Chapitre 3 : Les hormones ovariennes

3.1. Les œstrogènes

3.1.8. Œstrogènes et neuromodulation du système dopaminergique

Le 17β-estradiol module le système dopaminergique à plusieurs niveaux, dont la synthèse et le métabolisme de la DA, ainsi qu’une modulation des récepteurs et des transporteurs dopaminergiques (Di Paolo 1994, Becker 1999, Sanchez et coll. 2010).

3.1.8.1. Le cycle œstral

De nombreuses études effectuées chez les rongeurs ont montré que les différentes étapes de la neurotransmission dopaminergique varient au cours du cycle œstral (Di Paolo 1994). Le striatum est sujet à des fluctuations dans les niveaux de 17β-estradiol et de progestérone au cours du cycle œstral, d'une manière similaire à celle observée dans le plasma (Morissette et coll. 1992). Dans le cycle œstral chez la ratte, les niveaux de 17β-estradiol sont élevés dans la matinée et dans l'après-midi du proestrus, et les niveaux de progestérone sont élevés en diestrus I et dans l'après-midi du proestrus (Morissette & Di Paolo 1993b).

49 Les concentrations de DA, la densité du DAT et du récepteur D1, ainsi que la proportion des sites de haute et de basse affinité du récepteur D2, varient selon les concentrations endogènes de 17β-estradiol dans le striatum durant le cycle œstral (Di Paolo 1994).
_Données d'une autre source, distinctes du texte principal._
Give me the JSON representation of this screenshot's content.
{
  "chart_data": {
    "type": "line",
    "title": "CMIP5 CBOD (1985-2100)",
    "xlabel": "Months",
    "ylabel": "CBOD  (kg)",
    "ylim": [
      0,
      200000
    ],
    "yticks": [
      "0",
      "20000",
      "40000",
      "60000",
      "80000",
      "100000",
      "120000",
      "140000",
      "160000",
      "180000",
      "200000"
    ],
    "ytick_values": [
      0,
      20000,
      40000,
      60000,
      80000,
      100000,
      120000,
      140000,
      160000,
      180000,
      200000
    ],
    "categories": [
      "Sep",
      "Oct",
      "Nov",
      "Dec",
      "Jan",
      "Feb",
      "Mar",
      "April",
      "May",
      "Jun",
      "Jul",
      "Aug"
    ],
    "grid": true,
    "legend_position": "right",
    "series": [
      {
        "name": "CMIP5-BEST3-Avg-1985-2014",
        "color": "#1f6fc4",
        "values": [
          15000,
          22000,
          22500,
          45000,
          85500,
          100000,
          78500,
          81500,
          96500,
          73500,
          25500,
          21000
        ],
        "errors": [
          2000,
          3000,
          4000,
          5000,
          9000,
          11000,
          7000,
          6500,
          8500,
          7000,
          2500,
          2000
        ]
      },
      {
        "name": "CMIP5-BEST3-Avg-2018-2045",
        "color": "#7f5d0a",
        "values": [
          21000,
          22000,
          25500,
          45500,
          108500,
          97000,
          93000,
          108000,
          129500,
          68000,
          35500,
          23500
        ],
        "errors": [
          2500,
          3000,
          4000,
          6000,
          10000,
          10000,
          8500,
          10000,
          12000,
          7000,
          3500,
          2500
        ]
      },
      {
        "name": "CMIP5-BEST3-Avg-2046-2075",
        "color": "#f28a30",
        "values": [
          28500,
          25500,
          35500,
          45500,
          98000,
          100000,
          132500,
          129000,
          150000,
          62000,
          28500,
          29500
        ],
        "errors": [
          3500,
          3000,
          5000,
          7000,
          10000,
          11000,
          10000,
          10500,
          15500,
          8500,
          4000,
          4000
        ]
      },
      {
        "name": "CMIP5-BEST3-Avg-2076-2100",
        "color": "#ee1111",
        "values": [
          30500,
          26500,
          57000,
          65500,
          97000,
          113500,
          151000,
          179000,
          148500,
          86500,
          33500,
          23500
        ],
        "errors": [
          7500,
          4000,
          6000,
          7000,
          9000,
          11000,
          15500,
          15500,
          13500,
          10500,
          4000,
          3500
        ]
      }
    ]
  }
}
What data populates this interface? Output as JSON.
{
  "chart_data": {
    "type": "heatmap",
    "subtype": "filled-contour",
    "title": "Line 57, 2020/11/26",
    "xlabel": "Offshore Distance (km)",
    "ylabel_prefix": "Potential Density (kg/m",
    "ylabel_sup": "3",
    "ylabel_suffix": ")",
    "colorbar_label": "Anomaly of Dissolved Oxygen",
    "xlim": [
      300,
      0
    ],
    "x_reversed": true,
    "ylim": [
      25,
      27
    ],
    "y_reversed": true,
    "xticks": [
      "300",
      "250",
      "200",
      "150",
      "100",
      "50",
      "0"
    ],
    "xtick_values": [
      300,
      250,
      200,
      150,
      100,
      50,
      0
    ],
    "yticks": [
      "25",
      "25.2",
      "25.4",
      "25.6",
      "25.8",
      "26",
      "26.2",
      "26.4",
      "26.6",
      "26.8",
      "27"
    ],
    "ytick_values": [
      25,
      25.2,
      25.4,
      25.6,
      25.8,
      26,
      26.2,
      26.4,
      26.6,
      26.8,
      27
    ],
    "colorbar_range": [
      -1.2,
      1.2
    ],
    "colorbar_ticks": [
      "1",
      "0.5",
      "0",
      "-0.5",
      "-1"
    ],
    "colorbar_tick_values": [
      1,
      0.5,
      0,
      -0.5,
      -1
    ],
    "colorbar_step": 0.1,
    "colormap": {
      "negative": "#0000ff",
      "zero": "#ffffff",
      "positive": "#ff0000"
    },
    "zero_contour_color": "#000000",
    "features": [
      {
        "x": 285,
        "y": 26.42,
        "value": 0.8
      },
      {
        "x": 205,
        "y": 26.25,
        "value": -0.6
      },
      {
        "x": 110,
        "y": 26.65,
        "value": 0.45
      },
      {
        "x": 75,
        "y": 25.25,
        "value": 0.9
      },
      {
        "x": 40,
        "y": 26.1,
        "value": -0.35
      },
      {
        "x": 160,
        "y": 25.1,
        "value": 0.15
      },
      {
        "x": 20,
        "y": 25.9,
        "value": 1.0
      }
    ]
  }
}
En effet, les concentrations de DA et de DOPAC, ainsi que la densité du DAT, sont plus élevées en proestrus (lors de l’augmentation des niveaux endogènes de 17β-estradiol), tandis que le rapport des sites de haute et de basse affinité du récepteur D2 et la densité des récepteurs D1 sont augmentés en diestrus (lorsque les niveaux de 17β-estradiol sont bas et que les niveaux de progestérone sont élevés) (Di Paolo et coll. 1988, Levesque et coll. 1989, Morissette & Di Paolo 1993b). Les concentrations striatales de DA extracellulaire sont plus élevées en proestrus et en œstrus comparativement à la période diestrus (Xiao & Becker 1994). La comparaison directe entre les mesures biochimiques et comportementales n'est pas aussi simple car les tests comportementaux sont effectués sur un cycle lumière-obscurité inversé, contrairement aux mesures biochimiques. Cette différence affecte les niveaux de stéroïdes entre les différentes phases du cycle œstral. Par conséquent, lors d’un cycle lumière- obscurité inversé, les rats en œstrus ont des niveaux plus élevés de17β-estradiol que lors de la diestrus, et les niveaux de progestérone sont à leurs plus hauts (Becker & Cha 1989). Les tests comportementaux montrent que lorsque l'AMPH est administrée pour stimuler le système dopaminergique striatal, la libération de DA et les comportements moteurs induits par l'AMPH sont à leurs plus hauts niveaux chez les rats en œstrus et sont à leurs plus bas niveaux lors de la période diestrus (Becker & Cha 1989). Ainsi, les études biochimiques et comportementales montrent que les variations endogènes des niveaux de 17β-estradiol et de progestérone induisent des changements dans la transmission dopaminergique.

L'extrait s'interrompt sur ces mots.